We live within our thoughts and our thoughts live within us. We feed our thoughts with our fantasies and fears. Universes open or close. For instance, focus on contention and you will see contention everywhere.  That is, you will create contention.

It is, and has been the dirty little secret of governing people since before Machiavelli: keep the masses focused on division and they will be easily manipulated. Create difference whether it exists or not. That way the good people will fight with each other and not focus on the actions of their leaders. It’s a magic trick. A sleight of hand. It is a strategy, not a conspiracy.

A people united as one is a very potent force. A united populace is dangerous to a corrupt and fearful leadership.

Before you roll your eyes with my esoterica, put your highly creative thought on this: is it true that our nation is deeply divided? Yes.  Do we create division ourselves without question, eating heartily the divisive narrative we are being fed? Yes. We are daily meditating on division and daily claiming it as truth. We create division together.
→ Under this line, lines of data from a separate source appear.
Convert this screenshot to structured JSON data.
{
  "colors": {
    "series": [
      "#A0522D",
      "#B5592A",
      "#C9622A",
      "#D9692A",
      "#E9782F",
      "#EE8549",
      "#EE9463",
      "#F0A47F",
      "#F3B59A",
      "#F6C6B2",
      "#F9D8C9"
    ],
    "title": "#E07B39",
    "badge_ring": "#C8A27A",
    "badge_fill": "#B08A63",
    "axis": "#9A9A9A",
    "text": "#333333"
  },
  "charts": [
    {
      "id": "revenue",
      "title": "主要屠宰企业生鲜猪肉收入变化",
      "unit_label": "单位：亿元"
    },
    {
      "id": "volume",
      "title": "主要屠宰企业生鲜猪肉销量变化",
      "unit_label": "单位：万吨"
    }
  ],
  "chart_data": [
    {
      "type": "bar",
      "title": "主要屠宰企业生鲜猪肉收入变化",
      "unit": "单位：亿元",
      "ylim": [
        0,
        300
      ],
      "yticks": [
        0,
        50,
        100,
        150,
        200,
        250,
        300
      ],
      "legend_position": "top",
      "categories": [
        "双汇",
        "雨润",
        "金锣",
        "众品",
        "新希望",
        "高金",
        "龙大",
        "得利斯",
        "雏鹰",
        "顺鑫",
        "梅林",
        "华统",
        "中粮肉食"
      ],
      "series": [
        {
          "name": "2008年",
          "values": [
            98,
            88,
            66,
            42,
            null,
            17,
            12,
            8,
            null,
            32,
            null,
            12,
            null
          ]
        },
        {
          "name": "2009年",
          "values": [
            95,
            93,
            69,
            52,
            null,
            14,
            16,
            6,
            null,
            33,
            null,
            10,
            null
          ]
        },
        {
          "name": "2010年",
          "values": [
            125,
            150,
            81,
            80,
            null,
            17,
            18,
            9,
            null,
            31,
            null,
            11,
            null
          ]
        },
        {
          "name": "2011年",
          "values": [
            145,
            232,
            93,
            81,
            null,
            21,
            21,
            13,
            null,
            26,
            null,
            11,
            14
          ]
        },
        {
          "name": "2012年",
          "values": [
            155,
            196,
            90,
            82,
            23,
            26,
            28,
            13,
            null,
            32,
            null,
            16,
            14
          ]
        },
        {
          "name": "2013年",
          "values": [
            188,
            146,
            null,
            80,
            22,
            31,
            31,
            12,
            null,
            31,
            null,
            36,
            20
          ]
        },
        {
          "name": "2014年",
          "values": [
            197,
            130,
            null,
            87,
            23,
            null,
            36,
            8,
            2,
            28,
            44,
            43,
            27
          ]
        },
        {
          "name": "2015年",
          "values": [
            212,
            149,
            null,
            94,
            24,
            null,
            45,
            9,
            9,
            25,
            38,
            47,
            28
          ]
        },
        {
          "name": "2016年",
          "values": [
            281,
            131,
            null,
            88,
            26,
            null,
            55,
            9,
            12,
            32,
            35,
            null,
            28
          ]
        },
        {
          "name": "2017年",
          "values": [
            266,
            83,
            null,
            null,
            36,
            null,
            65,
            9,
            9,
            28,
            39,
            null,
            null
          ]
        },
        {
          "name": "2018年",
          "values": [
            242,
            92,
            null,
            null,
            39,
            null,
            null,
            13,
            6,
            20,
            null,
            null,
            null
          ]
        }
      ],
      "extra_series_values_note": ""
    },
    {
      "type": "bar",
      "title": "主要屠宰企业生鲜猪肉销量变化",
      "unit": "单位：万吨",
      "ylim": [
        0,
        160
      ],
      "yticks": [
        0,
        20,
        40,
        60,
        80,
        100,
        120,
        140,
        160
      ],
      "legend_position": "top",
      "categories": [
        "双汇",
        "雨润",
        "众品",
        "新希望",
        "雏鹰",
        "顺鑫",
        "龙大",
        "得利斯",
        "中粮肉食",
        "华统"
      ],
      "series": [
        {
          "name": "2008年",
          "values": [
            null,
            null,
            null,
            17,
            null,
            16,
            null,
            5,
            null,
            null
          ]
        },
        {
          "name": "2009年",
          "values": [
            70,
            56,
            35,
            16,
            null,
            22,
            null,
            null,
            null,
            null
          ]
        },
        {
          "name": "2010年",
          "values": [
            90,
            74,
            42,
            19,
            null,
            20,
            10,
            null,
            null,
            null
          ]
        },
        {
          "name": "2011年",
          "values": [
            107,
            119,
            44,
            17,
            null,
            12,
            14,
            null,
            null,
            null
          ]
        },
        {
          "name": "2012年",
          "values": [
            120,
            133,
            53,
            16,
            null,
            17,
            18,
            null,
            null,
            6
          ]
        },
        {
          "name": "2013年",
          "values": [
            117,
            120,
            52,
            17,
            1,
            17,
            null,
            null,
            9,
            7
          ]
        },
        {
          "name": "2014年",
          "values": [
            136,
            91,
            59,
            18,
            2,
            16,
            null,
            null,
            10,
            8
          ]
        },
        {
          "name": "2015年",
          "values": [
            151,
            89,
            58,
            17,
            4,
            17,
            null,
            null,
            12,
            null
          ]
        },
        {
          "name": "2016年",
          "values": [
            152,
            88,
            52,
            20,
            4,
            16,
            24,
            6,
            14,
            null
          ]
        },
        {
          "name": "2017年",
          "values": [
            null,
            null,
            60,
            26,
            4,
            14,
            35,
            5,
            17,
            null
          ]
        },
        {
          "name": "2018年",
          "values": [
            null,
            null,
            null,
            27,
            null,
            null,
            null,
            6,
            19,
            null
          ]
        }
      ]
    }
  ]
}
Narratives are powerful and just as capable of obscuring as they are of revealing. Obscurity is a creative act. So is deception. Propaganda. Denial. Conspiracy theory. Lie.

It is the definition of ignorance to embrace a narrative without questioning it. Which brings us back around to the chicken-and-egg conundrum: do you close your mind or does your mind close you? Yes. Hate has no home in a questioning mind.

Are we capable of questioning? Of telling a common story? It depends on what we decide together to create. Yes.